# 해다오



## Hyperpolyglot

I play a game in both Korean and English, in one of the dialogue, the Elf man in the English version says: "Please forgive me "
So naturally, I thought the Korean version would say "(저를/나를) 용서해주세요", but that's not the case, it says "나를 용서해다오"
So I searched for the 해다오 gramma structure and found nothing, note that it is 오 and not the 요 polite particle.
What kind of grammar is 해다오? Thanks


----------



## boomluck

용서하다 is to forgive.
달다 is to request. (ex. 입을 옷을 다오. Give me a clothe to wear.)

In this case, 달다 transforms and becomes 다오. It was possible because of 하오체(하오-體, 하오-form?). 하오-體 is an expression to respect the listener. It doesn't seem to be used in these days, though.

나를 용서해 다오.


----------



## CharlesLee

As the British or English has got a lot of accents, we have got also tons of  tones. Some English would speak posh accents, some of them would do RP varying from

in which region or local area they live.

So before the end of 1990's , the style of speaking or writing "-하오" was common, especially in the Josun dynasty period.

Korean literature or history shows about 7 styles of writing or speaking form.

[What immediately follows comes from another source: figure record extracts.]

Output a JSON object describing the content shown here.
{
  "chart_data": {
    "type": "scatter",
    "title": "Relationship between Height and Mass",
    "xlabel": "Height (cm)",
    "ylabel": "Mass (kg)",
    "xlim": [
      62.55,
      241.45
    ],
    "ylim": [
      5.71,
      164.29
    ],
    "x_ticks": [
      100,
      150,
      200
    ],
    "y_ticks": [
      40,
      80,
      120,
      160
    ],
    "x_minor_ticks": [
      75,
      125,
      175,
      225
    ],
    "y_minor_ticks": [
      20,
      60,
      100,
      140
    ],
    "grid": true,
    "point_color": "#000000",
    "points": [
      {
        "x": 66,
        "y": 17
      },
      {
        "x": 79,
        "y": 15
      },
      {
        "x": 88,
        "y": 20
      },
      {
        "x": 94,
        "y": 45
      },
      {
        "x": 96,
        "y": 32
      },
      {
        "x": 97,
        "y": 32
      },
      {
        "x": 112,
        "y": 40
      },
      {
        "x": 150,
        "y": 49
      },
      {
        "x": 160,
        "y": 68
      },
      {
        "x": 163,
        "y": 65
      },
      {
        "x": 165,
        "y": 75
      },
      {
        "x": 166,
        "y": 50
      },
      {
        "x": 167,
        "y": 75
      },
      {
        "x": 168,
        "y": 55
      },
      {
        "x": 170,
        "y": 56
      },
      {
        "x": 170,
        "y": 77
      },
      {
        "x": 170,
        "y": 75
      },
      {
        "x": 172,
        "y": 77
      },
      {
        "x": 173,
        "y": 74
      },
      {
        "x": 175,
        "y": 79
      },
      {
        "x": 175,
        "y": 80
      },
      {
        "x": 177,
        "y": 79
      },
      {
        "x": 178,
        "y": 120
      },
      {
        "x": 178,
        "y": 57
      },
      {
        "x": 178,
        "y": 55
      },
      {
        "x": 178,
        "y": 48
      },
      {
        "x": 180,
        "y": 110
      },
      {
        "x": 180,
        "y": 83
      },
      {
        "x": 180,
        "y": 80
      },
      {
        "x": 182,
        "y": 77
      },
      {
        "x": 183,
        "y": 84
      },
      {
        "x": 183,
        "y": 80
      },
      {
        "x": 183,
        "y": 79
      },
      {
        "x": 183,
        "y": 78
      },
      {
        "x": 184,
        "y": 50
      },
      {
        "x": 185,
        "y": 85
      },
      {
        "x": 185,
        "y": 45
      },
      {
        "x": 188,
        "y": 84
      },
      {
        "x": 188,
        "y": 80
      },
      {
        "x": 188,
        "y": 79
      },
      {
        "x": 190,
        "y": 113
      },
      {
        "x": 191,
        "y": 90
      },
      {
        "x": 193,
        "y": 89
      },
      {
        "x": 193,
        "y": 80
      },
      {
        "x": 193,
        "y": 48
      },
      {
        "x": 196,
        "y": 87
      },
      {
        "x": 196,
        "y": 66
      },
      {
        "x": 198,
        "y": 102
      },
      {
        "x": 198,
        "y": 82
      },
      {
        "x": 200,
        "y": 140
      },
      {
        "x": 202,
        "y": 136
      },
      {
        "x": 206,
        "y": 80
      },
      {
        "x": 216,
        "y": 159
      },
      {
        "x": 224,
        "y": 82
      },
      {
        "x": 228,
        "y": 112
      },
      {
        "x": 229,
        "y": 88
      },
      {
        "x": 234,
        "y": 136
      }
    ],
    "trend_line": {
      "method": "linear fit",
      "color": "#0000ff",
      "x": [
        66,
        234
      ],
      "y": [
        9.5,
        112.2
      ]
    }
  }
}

One of them is 하오체 as boomluck explained above.

The degree of strength is likely to be *해라체 < 해체 < 하게체 < 하오체 < 해요체 < 하십시오체*.

조심해라 < 조심해 < 조심하게(나) < 조심하소(서) < 조심해요 < 조심하십시오.

In current 하오체 may be shown in the warning or caution sign as in "화단에 들어가지 마시오." or, mostly in the Korean historical drama, films, literature etc.

However, I use it  humorous ways to my mother as in "마마, 고정 하시옵소서." and "뭬야?" is also what I hear a lot between friends in the same style.


----------